Strona:Dzieła dramatyczne Williama Shakespeare T. 2.djvu/257

Z Wikiźródeł, wolnej biblioteki
Ta strona została uwierzytelniona.

Służba.  Dziesiąta milordzie.
Gloucest.  Właśnie godzina, o której mam czekać
Przybycia mojej księżnej ukaranej.
Jak ostrą będzie dla nóg delikatnych
Krzemiennych ulic kamienna posadzka!
Moja Nell droga, jak gorzkie ci będą
Wzgardliwych tłumów ciekawe spojrzenia
Na twe oblicze z szyderstwem zwrócone!
Uśmiechy ludzi na twe poniżenie,
Którzy przed chwilą za twym biegli wozem
Przelatującym w tryumfie ulice!
To ona! Czas już przygotować oczy,
Łzami przyćmione na cierpień jej widok.

(Wchodzi księżna Gloucester w białej osłonie, z papierem przypiętym na plecach, bosą nogą, z płonącą pochodnią w ręku, z nią sir John Stanley, szeryf i oficerowie).

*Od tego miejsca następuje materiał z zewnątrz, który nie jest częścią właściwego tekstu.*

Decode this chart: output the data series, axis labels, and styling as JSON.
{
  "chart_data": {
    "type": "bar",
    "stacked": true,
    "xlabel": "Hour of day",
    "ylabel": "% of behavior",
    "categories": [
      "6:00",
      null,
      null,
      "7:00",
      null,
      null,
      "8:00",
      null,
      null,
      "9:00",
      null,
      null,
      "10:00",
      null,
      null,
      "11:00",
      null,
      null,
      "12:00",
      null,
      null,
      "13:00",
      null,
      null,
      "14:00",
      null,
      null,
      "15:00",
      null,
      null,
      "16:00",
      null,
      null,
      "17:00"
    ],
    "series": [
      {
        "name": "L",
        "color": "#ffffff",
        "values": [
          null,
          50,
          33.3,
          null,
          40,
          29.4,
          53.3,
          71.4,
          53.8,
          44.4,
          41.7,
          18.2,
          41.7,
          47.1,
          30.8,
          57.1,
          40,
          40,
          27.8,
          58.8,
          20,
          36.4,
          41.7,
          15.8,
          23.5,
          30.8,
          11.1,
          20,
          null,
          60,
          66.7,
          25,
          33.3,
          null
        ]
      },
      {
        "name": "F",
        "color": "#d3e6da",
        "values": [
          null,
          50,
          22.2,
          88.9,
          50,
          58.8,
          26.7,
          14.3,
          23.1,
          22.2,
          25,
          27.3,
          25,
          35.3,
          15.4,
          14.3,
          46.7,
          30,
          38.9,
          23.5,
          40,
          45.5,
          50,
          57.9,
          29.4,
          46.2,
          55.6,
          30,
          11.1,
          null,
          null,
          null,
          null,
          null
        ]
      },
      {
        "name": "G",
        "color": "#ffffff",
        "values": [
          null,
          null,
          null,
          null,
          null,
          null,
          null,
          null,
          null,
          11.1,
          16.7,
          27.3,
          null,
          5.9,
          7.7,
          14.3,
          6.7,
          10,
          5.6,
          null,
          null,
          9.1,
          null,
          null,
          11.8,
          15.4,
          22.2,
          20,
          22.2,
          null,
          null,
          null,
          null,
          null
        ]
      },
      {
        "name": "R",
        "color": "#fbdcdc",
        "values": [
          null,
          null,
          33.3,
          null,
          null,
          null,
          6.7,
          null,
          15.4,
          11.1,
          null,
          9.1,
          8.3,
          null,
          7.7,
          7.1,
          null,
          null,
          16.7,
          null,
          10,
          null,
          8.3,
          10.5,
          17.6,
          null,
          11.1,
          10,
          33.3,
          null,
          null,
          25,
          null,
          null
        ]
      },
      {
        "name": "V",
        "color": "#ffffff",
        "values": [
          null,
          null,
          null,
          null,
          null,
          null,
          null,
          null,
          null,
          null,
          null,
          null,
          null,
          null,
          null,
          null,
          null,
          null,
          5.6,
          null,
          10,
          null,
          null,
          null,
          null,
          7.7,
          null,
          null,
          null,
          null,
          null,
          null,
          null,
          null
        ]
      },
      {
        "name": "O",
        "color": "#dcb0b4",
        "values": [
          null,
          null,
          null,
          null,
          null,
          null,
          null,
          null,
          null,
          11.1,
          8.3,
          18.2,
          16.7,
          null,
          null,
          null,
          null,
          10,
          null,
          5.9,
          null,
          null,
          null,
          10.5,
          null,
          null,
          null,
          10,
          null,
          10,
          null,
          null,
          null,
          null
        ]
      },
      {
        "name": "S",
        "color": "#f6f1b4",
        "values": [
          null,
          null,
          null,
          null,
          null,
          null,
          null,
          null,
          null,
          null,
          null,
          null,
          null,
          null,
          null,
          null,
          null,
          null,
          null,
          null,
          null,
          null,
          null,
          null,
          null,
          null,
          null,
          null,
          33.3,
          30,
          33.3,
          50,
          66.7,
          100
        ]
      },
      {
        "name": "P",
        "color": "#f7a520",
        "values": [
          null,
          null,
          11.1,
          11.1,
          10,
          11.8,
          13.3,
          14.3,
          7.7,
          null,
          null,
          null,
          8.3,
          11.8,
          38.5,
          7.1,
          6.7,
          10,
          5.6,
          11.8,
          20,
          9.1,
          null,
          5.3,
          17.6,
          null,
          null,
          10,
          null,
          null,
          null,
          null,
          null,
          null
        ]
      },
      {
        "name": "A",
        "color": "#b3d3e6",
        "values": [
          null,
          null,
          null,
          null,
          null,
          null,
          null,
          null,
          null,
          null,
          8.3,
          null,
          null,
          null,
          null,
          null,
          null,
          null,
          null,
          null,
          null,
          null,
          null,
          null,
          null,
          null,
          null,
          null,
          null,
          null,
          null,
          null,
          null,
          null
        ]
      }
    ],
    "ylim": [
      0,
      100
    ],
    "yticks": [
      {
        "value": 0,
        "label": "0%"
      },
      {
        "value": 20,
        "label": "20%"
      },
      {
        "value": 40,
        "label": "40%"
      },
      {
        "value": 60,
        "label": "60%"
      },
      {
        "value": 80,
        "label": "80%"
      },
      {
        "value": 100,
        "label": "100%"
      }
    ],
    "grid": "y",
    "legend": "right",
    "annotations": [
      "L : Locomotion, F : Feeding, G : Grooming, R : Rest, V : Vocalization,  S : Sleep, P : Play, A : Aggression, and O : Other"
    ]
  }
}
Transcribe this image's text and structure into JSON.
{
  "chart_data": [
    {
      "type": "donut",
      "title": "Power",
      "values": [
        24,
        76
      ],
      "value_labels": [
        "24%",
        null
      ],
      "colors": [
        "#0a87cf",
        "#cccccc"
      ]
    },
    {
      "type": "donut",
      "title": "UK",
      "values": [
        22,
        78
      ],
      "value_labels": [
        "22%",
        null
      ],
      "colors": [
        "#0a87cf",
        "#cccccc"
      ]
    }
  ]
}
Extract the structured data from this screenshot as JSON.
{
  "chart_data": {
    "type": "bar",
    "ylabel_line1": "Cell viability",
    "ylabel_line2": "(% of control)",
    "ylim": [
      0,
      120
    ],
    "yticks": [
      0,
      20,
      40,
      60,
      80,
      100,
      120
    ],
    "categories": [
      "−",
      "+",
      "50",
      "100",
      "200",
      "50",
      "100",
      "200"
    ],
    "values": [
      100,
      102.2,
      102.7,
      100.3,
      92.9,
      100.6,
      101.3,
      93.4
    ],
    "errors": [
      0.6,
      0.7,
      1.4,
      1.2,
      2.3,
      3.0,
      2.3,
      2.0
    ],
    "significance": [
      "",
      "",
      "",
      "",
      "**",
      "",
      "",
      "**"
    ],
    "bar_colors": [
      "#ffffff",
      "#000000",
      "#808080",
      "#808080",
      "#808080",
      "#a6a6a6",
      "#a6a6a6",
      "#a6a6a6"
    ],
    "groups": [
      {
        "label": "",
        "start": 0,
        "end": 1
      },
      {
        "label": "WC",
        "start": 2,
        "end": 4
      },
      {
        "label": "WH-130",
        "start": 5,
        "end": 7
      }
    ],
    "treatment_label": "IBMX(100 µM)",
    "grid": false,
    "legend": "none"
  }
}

Służba.  Chcesz, panie? Z rąk ją szeryfa wyrwiemy.
Gloucest.  Uchowaj Boże! Niech w pokoju przejdzie.
Księżna.  Czyś przyszedł, mężu, na hańbę mą patrzeć?
Ah, i dla ciebie jest to czas pokuty!
Tłum odurzony palcem cię wytyka,
Kiwając głową, mierzy cię oczyma.
Przed nienawistnem skryj się ich spojrzeniem,
W twojej komnacie płacz nad twoją hańbą,
Przeklinaj wspólnych naszych nieprzyjaciół!
Gloucest.  Cierpliwość, droga! Zapomnij tych smutków.
Księżna.  Ah, samej siebie naucz mnie zapomnieć,
Bo gdy pomyślę, żem żoną jest twoją,
Żeś ty jest księciem, Anglii protektorem,
Jak nie mam myśleć, że nie należało
Z taką mnie hańbą po ulicach wodzić,
Z kartą na plecach, wśród tłumów pospólstwa,
Które z radością na łzy moje patrzą,
I moich westchnień słuchają z przekąsem.
Krzemień me nogi rani delikatne,
A gdy się wzdrygnę, lud śmiejąc się woła,
Abym ostrożniej stąpała po bruku.
Ah, mogęż dźwigać, hańbiące to jarzmo?